A sense of community is key to Paul’s upbringing. His parents Costas and Coula were part of the Greek diaspora in Egypt, independently emigrating to Australia in the late 1940s and early 50s.
“They came here with nothing,” he says. “My father worked on the assembly line at General Motors, my mother was a seamstress.”
Paul attended an independent Catholic college, a school with few Greek Australians. “Were you called a wog?” “Yep. You just accepted it. I don’t think it happens much these days. We’re very lucky that we have a society now that is so multicultural.

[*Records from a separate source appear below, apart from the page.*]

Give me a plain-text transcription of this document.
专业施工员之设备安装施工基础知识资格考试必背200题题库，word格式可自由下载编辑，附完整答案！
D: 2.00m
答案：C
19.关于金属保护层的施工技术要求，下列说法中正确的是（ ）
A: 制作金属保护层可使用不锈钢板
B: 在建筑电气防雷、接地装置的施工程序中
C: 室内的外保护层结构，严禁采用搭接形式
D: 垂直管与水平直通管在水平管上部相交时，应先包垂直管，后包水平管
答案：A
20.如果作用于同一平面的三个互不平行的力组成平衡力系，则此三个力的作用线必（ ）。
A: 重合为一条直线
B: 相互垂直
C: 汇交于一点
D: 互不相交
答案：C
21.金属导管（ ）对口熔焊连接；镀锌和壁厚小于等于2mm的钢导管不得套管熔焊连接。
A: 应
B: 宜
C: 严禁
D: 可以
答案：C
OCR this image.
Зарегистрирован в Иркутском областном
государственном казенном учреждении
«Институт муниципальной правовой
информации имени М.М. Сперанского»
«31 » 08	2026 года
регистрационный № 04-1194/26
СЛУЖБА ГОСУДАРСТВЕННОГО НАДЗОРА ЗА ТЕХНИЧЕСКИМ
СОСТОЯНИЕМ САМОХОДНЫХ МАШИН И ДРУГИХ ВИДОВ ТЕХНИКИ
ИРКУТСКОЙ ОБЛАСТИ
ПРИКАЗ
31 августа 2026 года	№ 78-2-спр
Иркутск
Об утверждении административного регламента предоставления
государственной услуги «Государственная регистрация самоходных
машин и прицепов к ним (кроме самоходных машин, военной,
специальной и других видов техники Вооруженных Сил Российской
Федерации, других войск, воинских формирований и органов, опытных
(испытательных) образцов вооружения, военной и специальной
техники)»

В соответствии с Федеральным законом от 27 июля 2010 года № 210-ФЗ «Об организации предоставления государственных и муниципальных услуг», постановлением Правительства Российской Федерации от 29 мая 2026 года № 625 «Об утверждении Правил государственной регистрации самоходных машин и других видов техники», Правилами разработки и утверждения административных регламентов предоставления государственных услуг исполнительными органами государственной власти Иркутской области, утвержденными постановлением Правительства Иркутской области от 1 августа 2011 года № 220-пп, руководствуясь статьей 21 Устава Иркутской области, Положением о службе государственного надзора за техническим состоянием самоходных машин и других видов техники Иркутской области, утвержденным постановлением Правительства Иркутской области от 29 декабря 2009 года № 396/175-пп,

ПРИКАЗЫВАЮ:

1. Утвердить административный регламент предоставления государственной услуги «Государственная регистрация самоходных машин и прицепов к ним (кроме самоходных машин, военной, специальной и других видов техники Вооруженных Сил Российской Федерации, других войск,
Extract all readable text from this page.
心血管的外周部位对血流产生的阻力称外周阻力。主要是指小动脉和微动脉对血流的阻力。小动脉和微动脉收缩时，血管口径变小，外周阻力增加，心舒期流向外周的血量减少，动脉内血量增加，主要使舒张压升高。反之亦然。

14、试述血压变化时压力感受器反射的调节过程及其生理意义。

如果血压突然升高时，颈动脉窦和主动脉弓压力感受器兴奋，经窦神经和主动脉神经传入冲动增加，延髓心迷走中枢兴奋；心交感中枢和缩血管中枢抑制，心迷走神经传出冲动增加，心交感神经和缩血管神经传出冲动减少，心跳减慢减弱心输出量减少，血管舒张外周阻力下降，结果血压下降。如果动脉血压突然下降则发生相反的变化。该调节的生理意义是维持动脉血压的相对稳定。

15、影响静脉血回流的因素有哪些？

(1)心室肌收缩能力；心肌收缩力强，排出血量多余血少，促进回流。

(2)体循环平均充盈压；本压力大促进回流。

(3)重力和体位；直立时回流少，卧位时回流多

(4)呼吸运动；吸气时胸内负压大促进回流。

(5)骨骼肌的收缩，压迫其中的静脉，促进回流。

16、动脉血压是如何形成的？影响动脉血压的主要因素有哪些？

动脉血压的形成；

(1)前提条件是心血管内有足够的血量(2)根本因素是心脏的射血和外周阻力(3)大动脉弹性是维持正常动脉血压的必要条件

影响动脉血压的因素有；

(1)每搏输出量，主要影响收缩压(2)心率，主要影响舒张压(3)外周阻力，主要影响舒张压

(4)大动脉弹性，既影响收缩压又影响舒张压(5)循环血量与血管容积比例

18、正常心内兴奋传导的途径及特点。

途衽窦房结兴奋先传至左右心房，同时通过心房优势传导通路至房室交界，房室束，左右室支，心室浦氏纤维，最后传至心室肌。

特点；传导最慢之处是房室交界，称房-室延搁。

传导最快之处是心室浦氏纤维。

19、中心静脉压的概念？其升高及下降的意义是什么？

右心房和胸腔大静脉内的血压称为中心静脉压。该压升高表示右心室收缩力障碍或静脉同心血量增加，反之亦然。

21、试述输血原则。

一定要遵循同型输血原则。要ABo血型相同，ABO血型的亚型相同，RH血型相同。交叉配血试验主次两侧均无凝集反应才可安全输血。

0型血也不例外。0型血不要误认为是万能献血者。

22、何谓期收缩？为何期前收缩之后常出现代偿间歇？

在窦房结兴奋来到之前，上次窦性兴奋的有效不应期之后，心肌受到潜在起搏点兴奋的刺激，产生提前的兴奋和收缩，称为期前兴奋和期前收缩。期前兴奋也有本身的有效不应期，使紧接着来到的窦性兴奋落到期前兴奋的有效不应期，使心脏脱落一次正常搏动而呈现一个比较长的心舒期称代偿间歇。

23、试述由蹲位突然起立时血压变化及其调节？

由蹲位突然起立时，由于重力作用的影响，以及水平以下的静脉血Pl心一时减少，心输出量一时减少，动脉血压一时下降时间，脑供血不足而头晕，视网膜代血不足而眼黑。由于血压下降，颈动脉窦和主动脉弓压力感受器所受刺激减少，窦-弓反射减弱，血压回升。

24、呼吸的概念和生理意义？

The benefits are just huge.” Instead of soccer, he played rugby union, joined the Army Cadets and the Scouts. Attended university thanks to Gough Whitlam’s free tertiary education.
Despite benefitting from Labor’s policies on that front, Paul joined the Liberal Party. He unsuccessfully contested the state seat of Ryde in 2003 before exiting politics, deciding he could be more influential on the outside than the inside.
Paul’s efforts to influence city planning don’t end with the CBD. He wants more development in the hubs of North Sydney, Parramatta and Chatswood, linked by Metro or Light Rail. And he’d like to see main roads between those centres refreshed with medium-density housing of say, six to seven storeys.
“We did research and found we could put 35,000 homes along Parramatta Road,” he says. “Currently Parramatta Road is made up of old industrial or retail buildings that are past their use-by date.”
He’s appalled that Sydney has Long Bay Jail sitting on 32 hectares of prime land 14km from the CBD, within easy reach of a light rail extension. And he feels bus depots would be better off underground, their footprints given over to apartments. But Paul doesn’t want development that puts profit over public amenity.
“If we’re going to have high-rise, you can’t not have the social infrastructure like parks, playgrounds, libraries,” he says. “Otherwise, we’re bringing up children who have no need or want for sports, other than their computers or mobile phones.